What is database normalization?
Database normalization is the process of organizing the fields and tables of a relational database to minimize redundancy and dependency.
What is a CROSS JOIN?
This join performs a Cartesian Product of the two input tables. In other words, it performs a multiplication between the tables yielding a row for each combination of rows from both sides. If you have m rows in table T1 and n rows in table T2, the result of T1 CROSS JOIN T2 is m * n rows. CROSS JOIN doesn’t use the ON clause.
In a self join, is table aliasing mandatory?
Yes. If you don’t assign different aliases to the two instances of the table, you end up with an invalid result because there are duplicate column names. By aliasing the tables, you can refer to the columns in an unambiguous way, e.g. D.n vs S.n.
What is the older (equivalent) syntax for CROSS JOIN?
T1 CROSS JOIN T2 is equivalent to FROM T1, T2. Standard SQL and T-SQL support both.

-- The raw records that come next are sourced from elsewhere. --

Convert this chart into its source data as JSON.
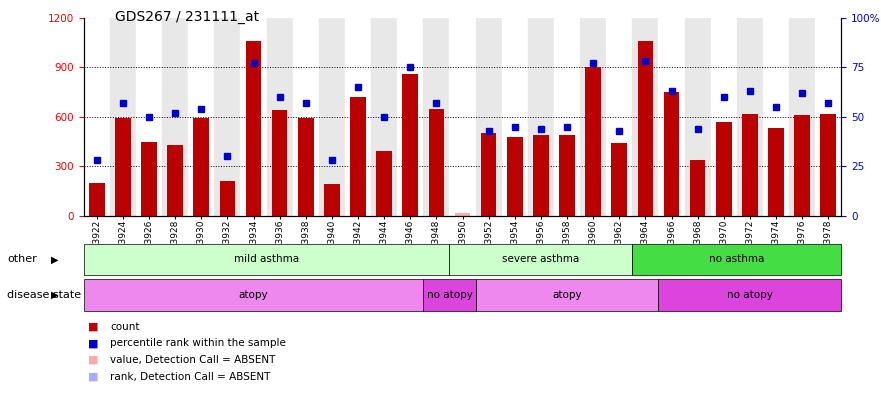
{
  "title": "GDS267 / 231111_at",
  "samples": [
    "GSM3922",
    "GSM3924",
    "GSM3926",
    "GSM3928",
    "GSM3930",
    "GSM3932",
    "GSM3934",
    "GSM3936",
    "GSM3938",
    "GSM3940",
    "GSM3942",
    "GSM3944",
    "GSM3946",
    "GSM3948",
    "GSM3950",
    "GSM3952",
    "GSM3954",
    "GSM3956",
    "GSM3958",
    "GSM3960",
    "GSM3962",
    "GSM3964",
    "GSM3966",
    "GSM3968",
    "GSM3970",
    "GSM3972",
    "GSM3974",
    "GSM3976",
    "GSM3978"
  ],
  "counts": [
    200,
    590,
    450,
    430,
    590,
    210,
    1060,
    640,
    590,
    190,
    720,
    390,
    860,
    650,
    20,
    500,
    480,
    490,
    490,
    900,
    440,
    1060,
    750,
    340,
    570,
    620,
    530,
    610,
    620
  ],
  "percentile_ranks": [
    28,
    57,
    50,
    52,
    54,
    30,
    77,
    60,
    57,
    28,
    65,
    50,
    75,
    57,
    null,
    43,
    45,
    44,
    45,
    77,
    43,
    78,
    63,
    44,
    60,
    63,
    55,
    62,
    57
  ],
  "absent_flags": [
    false,
    false,
    false,
    false,
    false,
    false,
    false,
    false,
    false,
    false,
    false,
    false,
    false,
    false,
    true,
    false,
    false,
    false,
    false,
    false,
    false,
    false,
    false,
    false,
    false,
    false,
    false,
    false,
    false
  ],
  "absent_rank_flags": [
    false,
    false,
    false,
    false,
    false,
    false,
    false,
    false,
    false,
    false,
    false,
    false,
    false,
    false,
    true,
    false,
    false,
    false,
    false,
    false,
    false,
    false,
    false,
    false,
    false,
    false,
    false,
    false,
    false
  ],
  "ylim_left": [
    0,
    1200
  ],
  "ylim_right": [
    0,
    100
  ],
  "yticks_left": [
    0,
    300,
    600,
    900,
    1200
  ],
  "yticks_right": [
    0,
    25,
    50,
    75,
    100
  ],
  "ytick_labels_right": [
    "0",
    "25",
    "50",
    "75",
    "100%"
  ],
  "bar_color": "#bb0000",
  "dot_color": "#0000cc",
  "absent_bar_color": "#ffaaaa",
  "absent_dot_color": "#aaaaff",
  "bg_color": "#ffffff",
  "other_groups": [
    {
      "label": "mild asthma",
      "start": 0,
      "end": 14,
      "color": "#ccffcc"
    },
    {
      "label": "severe asthma",
      "start": 14,
      "end": 21,
      "color": "#ccffcc"
    },
    {
      "label": "no asthma",
      "start": 21,
      "end": 29,
      "color": "#44dd44"
    }
  ],
  "disease_groups": [
    {
      "label": "atopy",
      "start": 0,
      "end": 13,
      "color": "#ee88ee"
    },
    {
      "label": "no atopy",
      "start": 13,
      "end": 15,
      "color": "#dd44dd"
    },
    {
      "label": "atopy",
      "start": 15,
      "end": 22,
      "color": "#ee88ee"
    },
    {
      "label": "no atopy",
      "start": 22,
      "end": 29,
      "color": "#dd44dd"
    }
  ],
  "legend_items": [
    {
      "label": "count",
      "color": "#bb0000"
    },
    {
      "label": "percentile rank within the sample",
      "color": "#0000cc"
    },
    {
      "label": "value, Detection Call = ABSENT",
      "color": "#ffaaaa"
    },
    {
      "label": "rank, Detection Call = ABSENT",
      "color": "#aaaaff"
    }
  ],
  "other_label": "other",
  "disease_label": "disease state"
}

However, it is recommended to stick to the newer syntax.
What is an INNER JOIN?
The inner join returns only matching rows for which the predicate evaluates to true. Rows from either side for which the predicate evaluates to false or unknown are discarded.
For INNER JOINs, what is the difference between the ON and the WHERE clauses, and does it matter if you specify your predicate in one or the other?
For inner joins, it does not matter. Since the WHERE is evaluated right after the FROM, conceptually, it is equivalent to concatenating the predicates with an AND operator. However, it’s more intuitive to match columns from both sides in the ON clause and predicates that filter columns from only one side in the WHERE clause.
What is the older (equivalent) syntax for INNER JOIN?
Both SQL and T-SQL support the FROM T1, T2 comma syntax for INNER JOINs and then put all predicates in the WHERE clause. If you don’t include the WHERE clause with the join predicate, you could end up with an unintentional CROSS JOIN.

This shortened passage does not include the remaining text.